Search code examples
pythondeep-learningpytorchgradient-descent

In PyTorch, how do I update a neural network via the average gradient from a list of losses?


I have a toy reinforcement learning project based on the REINFORCE algorithm (here's PyTorch's implementation) that I would like to add batch updates to. In RL, the "target" can only be created after a "prediction" has been made, so standard batching techniques do not apply. As such, I accrue losses for each episode and append them to a list l_losses where each item is a zero-dimensional tensor. I hold off on calling .backward() or optimizer.step() until a certain number of episodes have passed in order to create a sort of pseudo batch.

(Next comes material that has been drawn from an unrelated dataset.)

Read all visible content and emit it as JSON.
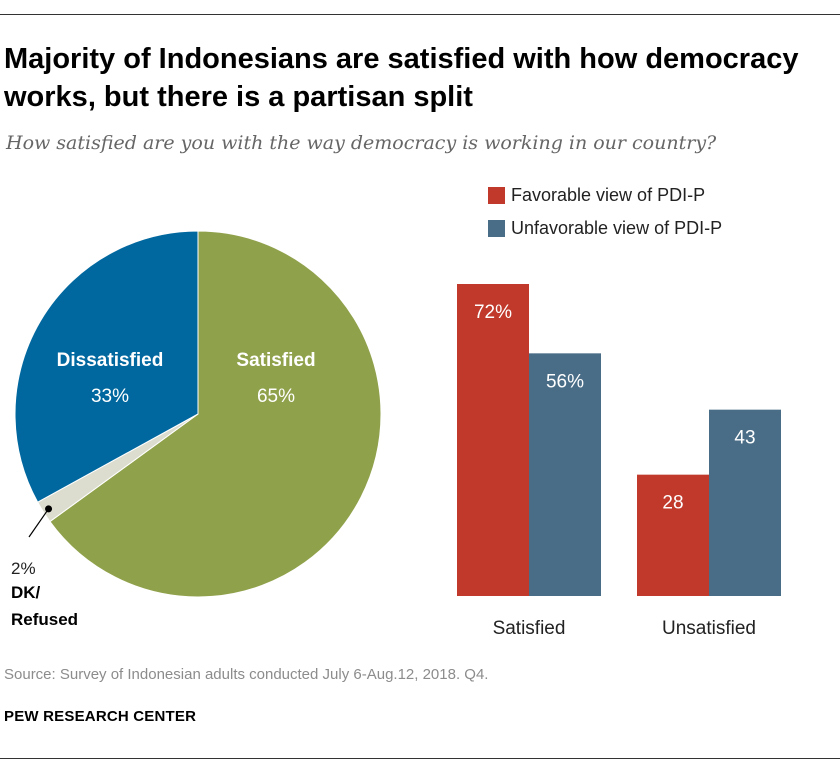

Given this list of losses, how do I have PyTorch update the network based on their average gradient? Or would updating based on the average gradient be the same as updating on the average loss (I seem to have read otherwise elsewhere)?

My current method is to create a new tensor t_loss from torch.stack(l_losses), and then run t_loss = t_loss.mean(), t_loss.backward(), optimizer.step(), and zero the gradient, but I'm unsure if this is equivalent to my intents? It's also unclear to me if I should have been running .backward() on each individual loss instead of concatenating them in a list (but holding on the .step() part until the end?


Solution

  • Gradient is a linear operation so gradient of the average is the same as the average of the gradient.

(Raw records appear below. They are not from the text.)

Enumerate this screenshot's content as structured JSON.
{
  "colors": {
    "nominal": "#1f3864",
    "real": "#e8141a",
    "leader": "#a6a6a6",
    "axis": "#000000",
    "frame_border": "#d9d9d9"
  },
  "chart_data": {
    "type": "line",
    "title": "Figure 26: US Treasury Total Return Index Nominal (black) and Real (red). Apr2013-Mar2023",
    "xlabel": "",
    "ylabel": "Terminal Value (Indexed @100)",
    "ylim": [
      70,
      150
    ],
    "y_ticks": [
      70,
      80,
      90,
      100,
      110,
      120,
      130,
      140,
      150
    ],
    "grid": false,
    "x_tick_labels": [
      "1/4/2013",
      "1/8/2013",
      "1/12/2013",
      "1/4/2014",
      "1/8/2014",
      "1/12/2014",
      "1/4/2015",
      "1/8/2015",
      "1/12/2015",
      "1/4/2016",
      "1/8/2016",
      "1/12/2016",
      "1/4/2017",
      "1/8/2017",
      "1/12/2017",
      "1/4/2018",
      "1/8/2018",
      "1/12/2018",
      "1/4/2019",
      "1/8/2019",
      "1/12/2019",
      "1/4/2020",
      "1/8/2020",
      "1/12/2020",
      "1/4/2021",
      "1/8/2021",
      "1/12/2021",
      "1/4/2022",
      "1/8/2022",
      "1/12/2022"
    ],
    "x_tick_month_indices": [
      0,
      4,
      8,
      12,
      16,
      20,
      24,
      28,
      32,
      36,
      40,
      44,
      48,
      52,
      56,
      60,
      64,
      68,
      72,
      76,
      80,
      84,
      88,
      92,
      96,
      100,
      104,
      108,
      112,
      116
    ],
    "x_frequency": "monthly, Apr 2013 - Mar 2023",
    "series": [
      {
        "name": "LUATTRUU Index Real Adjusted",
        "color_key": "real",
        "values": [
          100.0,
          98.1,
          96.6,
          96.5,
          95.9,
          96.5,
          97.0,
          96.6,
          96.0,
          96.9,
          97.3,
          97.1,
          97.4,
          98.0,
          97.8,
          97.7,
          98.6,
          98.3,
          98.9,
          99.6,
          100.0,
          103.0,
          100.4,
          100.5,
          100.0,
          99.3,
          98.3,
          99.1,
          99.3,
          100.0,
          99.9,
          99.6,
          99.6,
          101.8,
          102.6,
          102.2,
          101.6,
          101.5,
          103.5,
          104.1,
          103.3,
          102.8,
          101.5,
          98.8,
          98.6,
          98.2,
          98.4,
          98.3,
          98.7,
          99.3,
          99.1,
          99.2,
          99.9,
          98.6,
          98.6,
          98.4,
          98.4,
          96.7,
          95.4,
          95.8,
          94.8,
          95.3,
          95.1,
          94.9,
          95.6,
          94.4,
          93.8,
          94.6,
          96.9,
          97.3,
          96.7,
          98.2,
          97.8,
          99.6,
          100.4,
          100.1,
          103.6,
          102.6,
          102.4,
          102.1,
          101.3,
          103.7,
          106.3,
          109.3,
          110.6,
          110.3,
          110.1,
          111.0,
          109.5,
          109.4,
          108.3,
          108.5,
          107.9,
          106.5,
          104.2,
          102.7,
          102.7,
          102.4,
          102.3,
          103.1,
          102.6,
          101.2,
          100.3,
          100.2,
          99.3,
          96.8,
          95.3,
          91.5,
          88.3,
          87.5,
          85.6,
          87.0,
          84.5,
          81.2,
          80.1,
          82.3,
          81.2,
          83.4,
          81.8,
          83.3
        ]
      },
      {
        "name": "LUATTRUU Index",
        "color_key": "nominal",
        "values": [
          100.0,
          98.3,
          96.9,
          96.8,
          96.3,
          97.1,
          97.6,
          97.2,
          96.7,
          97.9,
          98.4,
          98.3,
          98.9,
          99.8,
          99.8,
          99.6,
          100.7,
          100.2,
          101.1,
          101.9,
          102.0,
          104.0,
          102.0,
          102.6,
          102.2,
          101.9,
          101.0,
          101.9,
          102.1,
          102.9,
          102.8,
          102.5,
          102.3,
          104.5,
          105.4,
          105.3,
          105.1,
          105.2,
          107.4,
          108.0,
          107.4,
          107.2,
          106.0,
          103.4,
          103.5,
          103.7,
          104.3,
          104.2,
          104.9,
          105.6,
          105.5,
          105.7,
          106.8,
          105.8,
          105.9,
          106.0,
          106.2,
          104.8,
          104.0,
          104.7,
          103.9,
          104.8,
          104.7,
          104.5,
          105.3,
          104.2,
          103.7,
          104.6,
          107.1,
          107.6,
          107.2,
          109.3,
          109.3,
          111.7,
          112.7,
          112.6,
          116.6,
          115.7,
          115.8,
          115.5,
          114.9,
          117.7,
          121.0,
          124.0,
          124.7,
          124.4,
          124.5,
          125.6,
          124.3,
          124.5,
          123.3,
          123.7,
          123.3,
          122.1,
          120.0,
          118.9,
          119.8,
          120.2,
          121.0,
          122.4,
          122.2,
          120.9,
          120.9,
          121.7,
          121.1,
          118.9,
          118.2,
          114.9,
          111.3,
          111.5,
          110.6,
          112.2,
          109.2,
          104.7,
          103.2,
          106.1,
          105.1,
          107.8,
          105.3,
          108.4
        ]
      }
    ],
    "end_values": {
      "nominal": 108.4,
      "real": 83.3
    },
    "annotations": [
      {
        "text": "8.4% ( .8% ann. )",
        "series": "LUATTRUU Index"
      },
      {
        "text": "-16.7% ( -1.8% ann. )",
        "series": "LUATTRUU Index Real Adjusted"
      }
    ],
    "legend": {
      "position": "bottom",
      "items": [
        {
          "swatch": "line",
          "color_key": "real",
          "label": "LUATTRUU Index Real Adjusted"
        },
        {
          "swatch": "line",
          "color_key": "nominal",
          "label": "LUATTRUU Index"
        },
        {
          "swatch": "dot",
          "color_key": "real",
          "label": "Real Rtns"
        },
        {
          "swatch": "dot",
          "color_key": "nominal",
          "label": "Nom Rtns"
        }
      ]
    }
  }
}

    Take some example data

    import torch
    a = torch.randn(1, 4, requires_grad=True);
    b = torch.randn(5, 4);
    

    You could store all the losses and compute the mean as you are doing,

    a.grad = None
    x = (a * b).mean(axis=1)
    x.mean().backward() # gradient of the mean
    print(a.grad)
    

    Or every iteration to compute the back propagation to get the contribution of that loss to the gradient.

    a.grad = None
    for bi in b:
        (a * bi / len(b)).mean().backward()
    print(a.grad)
    

    Performance

    I don't know the internal details of the pytorch backward implementation, but I can tell that

    (1) the graph is destroyed by default after the backward pass ratain_graph=True or create_graph=True to backward().

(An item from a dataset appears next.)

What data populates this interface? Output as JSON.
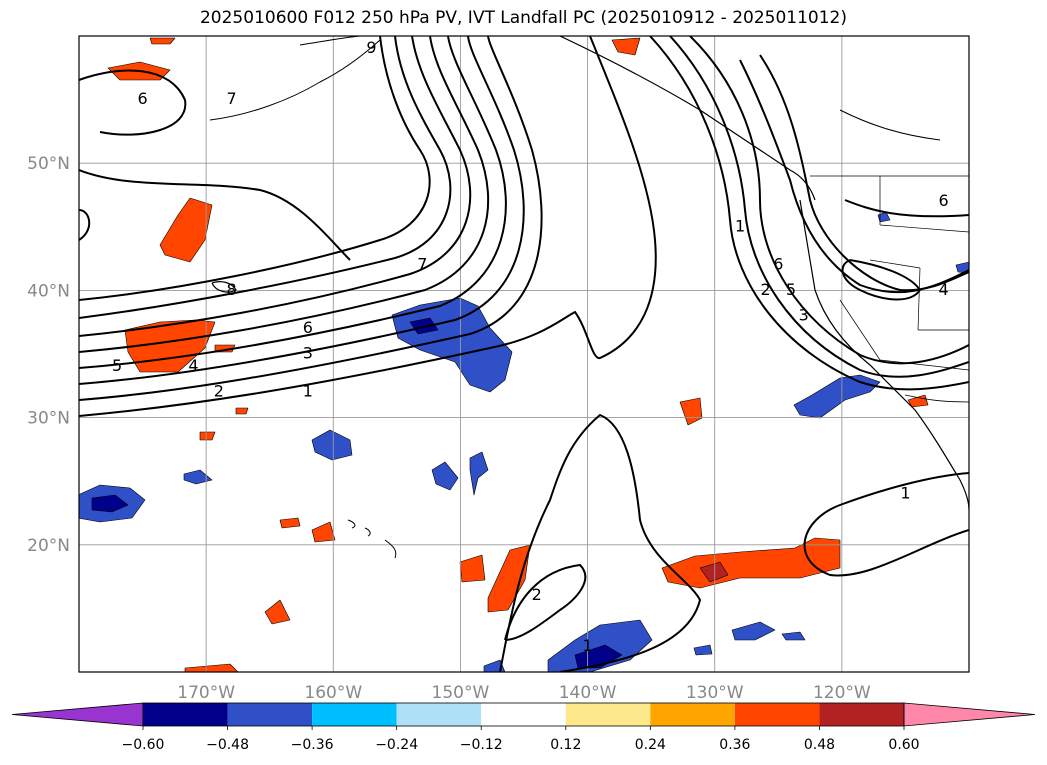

    (2) The gradient is not kept except for leaf tensors, unless you specify retain_grad;

    (3) if you evaluate a model twice using different inputs, you can perform the backward pass to individual variables, this means that they have separate graphs. This can be verified with the following code.

    a.grad = None
    # compute all the variables in advance
    r = [ (a * b / len(b)).mean() for bi in b ]
    for ri in r:
        # This depends on the graph of r[i] but the graph or r[i-1]
        # was already destroyed, it means that r[i] graph is independent
        # of r[i-1] graph, hence they require separate memory.
        ri.backward()  # this will remove the graph of ri
    print(a.grad)
    

    So if you update the gradient after each episode it will accumulate the gradient of the leaf nodes, that's all the information you need for the next optimization step, so you can discard that loss freeing up resources for further computations. I would expect a memory usage reduction, potentially even a faster execution if the memory allocation can efficiently use the just deallocated pages for the next allocation.